アクマイザー

後遺症


弟の心を真っ直ぐにぶつけられ、俺たちの諍いが杳馬によって歪められたものだと知った今、もうデフテロスに対して疑心暗鬼を持つ必要はない。
全てが杳馬のせいというわけでもなく、互いに対して思うところが無かったとはいえないが、それとてこれからはきちんと話し合えば良いのだ…その筈だ。

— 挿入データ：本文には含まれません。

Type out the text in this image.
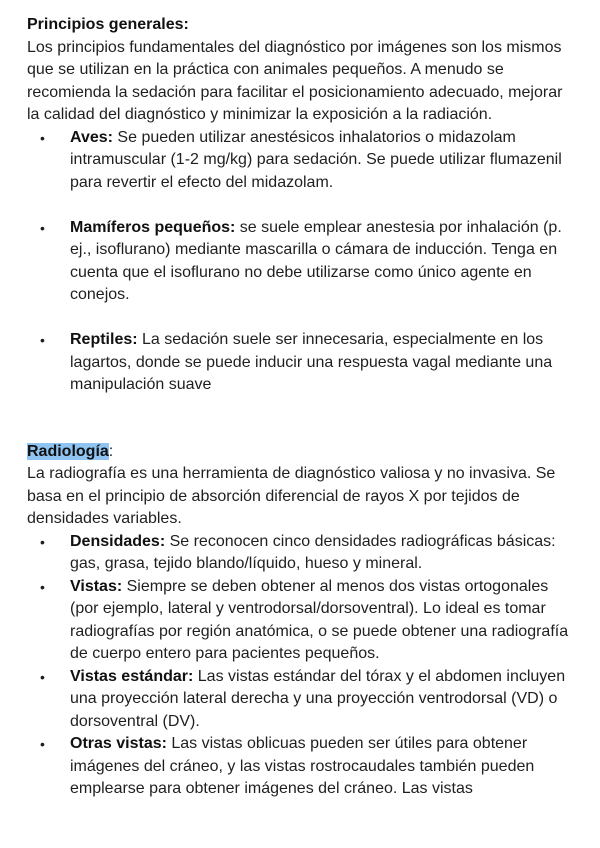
Principios generales:

Los principios fundamentales del diagnóstico por imágenes son los mismos que se utilizan en la práctica con animales pequeños. A menudo se recomienda la sedación para facilitar el posicionamiento adecuado, mejorar la calidad del diagnóstico y minimizar la exposición a la radiación.

• Aves: Se pueden utilizar anestésicos inhalatorios o midazolam intramuscular (1-2 mg/kg) para sedación. Se puede utilizar flumazenil para revertir el efecto del midazolam.
• Mamíferos pequeños: se suele emplear anestesia por inhalación (p. ej., isoflurano) mediante mascarilla o cámara de inducción. Tenga en cuenta que el isoflurano no debe utilizarse como único agente en conejos.
• Reptiles: La sedación suele ser innecesaria, especialmente en los lagartos, donde se puede inducir una respuesta vagal mediante una manipulación suave
Radiología:

La radiografía es una herramienta de diagnóstico valiosa y no invasiva. Se basa en el principio de absorción diferencial de rayos X por tejidos de densidades variables.

• Densidades: Se reconocen cinco densidades radiográficas básicas: gas, grasa, tejido blando/líquido, hueso y mineral.
• Vistas: Siempre se deben obtener al menos dos vistas ortogonales (por ejemplo, lateral y ventrodorsal/dorsoventral). Lo ideal es tomar radiografías por región anatómica, o se puede obtener una radiografía de cuerpo entero para pacientes pequeños.
• Vistas estándar: Las vistas estándar del tórax y el abdomen incluyen una proyección lateral derecha y una proyección ventrodorsal (VD) o dorsoventral (DV).
• Otras vistas: Las vistas oblicuas pueden ser útiles para obtener imágenes del cráneo, y las vistas rostrocaudales también pueden emplearse para obtener imágenes del cráneo. Las vistas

キラキラと輝く視線で犬のように抱きついてくる弟に、俺を追い落とそうとする邪心などない。それくらいは判る。だから、この体勢に何故か危機感を覚えるのは、闇の一滴の後遺症だ。そうに違いない。今まで邪険にした分も、俺から歩み寄らねば。
しかし、何だか顔が近い気がする。
「デフテロスよ」
「何だろうか、兄さん」
「俺は何故、狭いソファーでこのように抱きしめられているのだろうか」
「すまん、確かに狭いかもしれない。ベッドへ移動しよう」
「……ここでいい」
俺は一生懸命、心の闇に抵抗する。ここで弟を畏れるのは間違いなのだ。何だか逃げ出したくなり始めている俺のほうがおかしいのだ。

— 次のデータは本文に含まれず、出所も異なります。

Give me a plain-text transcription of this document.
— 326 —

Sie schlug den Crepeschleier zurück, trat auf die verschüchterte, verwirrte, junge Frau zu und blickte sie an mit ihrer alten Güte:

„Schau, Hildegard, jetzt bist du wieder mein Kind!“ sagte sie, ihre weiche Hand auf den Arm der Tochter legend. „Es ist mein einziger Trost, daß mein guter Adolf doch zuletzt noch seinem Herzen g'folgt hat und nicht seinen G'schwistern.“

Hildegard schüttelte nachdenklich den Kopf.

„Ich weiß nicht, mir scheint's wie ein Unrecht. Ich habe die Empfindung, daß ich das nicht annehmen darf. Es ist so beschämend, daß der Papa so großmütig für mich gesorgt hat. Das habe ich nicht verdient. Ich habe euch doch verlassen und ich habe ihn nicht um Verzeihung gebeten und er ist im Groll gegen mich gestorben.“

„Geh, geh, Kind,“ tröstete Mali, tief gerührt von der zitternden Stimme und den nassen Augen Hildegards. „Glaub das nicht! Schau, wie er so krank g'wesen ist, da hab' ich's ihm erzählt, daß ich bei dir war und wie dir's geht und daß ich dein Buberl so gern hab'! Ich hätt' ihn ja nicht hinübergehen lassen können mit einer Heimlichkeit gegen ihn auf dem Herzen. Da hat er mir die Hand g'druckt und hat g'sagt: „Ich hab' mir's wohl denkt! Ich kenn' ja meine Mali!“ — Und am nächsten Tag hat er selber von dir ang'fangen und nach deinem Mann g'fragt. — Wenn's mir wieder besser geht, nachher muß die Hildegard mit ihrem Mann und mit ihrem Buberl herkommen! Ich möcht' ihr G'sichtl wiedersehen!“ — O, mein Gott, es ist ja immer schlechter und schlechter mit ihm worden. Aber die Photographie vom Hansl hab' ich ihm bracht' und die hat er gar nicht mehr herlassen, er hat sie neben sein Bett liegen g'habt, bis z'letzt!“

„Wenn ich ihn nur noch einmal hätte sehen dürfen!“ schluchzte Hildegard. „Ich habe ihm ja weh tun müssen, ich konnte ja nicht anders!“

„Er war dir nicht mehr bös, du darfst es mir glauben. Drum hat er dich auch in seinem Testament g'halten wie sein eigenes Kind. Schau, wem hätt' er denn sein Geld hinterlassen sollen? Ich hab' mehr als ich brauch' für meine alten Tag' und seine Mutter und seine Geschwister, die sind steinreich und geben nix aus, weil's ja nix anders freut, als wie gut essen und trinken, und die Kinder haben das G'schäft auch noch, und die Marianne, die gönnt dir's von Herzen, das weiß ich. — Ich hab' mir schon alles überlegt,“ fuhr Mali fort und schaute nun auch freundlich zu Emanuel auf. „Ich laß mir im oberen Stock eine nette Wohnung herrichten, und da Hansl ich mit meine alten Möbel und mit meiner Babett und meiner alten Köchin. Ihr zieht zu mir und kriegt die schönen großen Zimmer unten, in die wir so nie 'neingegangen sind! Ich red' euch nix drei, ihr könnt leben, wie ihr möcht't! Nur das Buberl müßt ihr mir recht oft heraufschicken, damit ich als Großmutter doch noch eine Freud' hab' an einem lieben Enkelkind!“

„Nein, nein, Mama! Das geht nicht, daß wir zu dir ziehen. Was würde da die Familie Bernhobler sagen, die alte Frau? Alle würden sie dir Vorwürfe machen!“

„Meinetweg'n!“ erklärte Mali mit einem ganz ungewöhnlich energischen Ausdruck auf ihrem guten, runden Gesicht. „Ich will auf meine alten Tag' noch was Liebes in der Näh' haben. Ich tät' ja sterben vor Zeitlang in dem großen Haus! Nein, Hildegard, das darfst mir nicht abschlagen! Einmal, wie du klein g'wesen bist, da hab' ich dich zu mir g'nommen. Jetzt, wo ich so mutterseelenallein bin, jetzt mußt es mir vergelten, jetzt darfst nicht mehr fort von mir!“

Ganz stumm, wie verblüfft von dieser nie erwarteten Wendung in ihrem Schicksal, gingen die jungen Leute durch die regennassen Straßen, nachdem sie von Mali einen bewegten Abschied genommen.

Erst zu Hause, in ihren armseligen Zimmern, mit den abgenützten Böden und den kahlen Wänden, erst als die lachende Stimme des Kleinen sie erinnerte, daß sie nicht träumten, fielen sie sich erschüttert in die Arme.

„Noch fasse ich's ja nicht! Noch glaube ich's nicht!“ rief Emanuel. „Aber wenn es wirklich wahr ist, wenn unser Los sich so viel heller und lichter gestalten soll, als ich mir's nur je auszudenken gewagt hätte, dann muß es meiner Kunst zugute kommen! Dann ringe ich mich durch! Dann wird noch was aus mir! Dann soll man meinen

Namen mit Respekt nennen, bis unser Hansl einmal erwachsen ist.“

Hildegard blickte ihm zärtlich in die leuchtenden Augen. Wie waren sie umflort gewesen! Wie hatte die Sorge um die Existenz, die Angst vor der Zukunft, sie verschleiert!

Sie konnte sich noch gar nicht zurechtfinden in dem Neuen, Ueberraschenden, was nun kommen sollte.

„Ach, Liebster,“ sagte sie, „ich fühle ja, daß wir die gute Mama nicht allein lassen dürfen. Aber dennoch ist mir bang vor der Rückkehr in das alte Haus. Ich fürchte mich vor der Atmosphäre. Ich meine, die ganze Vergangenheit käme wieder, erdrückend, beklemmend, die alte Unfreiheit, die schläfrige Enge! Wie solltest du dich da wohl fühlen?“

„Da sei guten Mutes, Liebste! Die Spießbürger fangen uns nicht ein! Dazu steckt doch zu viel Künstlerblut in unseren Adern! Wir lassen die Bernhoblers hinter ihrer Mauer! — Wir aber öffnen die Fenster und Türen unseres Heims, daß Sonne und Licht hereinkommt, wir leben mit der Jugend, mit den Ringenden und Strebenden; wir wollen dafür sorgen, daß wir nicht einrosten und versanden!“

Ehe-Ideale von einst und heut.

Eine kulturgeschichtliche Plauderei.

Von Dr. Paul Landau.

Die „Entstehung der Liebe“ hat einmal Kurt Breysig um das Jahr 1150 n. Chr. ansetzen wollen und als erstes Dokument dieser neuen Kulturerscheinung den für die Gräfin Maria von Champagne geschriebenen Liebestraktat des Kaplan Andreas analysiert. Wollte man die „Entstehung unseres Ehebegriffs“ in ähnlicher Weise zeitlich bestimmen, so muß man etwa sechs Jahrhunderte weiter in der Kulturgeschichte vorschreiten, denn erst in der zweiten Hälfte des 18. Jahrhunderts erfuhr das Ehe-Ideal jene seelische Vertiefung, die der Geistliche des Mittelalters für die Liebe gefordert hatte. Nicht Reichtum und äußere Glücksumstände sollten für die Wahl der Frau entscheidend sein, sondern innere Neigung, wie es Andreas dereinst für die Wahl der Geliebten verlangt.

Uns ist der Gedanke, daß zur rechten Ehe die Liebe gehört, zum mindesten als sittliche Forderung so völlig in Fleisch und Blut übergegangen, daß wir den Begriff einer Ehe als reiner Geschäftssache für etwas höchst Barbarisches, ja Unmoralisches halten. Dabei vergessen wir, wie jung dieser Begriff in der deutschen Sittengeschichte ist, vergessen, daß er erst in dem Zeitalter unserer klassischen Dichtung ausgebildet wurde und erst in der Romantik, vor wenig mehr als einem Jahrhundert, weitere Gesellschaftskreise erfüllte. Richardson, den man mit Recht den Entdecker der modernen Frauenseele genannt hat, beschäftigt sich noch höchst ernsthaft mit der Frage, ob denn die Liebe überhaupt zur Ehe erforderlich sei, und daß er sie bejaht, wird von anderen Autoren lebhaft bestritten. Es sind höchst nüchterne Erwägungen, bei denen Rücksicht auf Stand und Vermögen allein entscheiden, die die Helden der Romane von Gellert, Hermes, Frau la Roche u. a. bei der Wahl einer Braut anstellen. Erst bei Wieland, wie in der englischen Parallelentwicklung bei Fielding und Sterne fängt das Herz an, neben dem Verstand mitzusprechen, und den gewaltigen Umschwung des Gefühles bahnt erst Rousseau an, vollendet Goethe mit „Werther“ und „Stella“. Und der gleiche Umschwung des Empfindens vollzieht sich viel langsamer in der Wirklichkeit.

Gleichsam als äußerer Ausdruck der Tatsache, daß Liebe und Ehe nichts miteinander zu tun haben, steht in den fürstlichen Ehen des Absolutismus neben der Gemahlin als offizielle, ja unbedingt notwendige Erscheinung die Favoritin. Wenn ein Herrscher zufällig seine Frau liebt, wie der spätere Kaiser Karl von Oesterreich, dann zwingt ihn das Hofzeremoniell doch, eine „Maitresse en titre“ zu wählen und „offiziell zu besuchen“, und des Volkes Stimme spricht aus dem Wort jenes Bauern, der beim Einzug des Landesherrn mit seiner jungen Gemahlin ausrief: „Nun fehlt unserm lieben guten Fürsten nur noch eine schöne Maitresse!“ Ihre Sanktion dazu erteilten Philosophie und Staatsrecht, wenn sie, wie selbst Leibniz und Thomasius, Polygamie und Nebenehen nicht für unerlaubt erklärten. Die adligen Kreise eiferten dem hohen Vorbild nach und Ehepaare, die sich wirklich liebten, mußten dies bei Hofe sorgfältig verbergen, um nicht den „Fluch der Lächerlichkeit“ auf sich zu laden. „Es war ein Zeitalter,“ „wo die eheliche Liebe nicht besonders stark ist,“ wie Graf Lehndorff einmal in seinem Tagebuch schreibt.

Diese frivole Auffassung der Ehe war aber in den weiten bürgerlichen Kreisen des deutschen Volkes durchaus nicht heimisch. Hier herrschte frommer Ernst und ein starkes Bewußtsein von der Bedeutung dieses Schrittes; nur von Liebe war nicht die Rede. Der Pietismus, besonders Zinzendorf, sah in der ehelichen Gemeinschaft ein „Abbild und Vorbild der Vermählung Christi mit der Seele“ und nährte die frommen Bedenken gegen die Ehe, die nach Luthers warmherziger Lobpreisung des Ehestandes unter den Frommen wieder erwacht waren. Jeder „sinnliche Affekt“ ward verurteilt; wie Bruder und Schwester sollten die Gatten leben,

ぎゅっと背中に回された手が俺の服を掴み、弟の体温が感じられる。
その体温が馴染んでくると、意外と心地いい。
ほら、やはりデフテロスは悪くない。
杳馬のせいで、反射的に弟を疎ましく思う癖がついているのかもしれない。そんな悪癖に打ち勝つため、俺もデフテロスの背中へと腕を回した。

しかし、やっぱり何かの罠に嵌っているような気がするのは、俺の心から闇が抜け切っていないせいなのだろうか。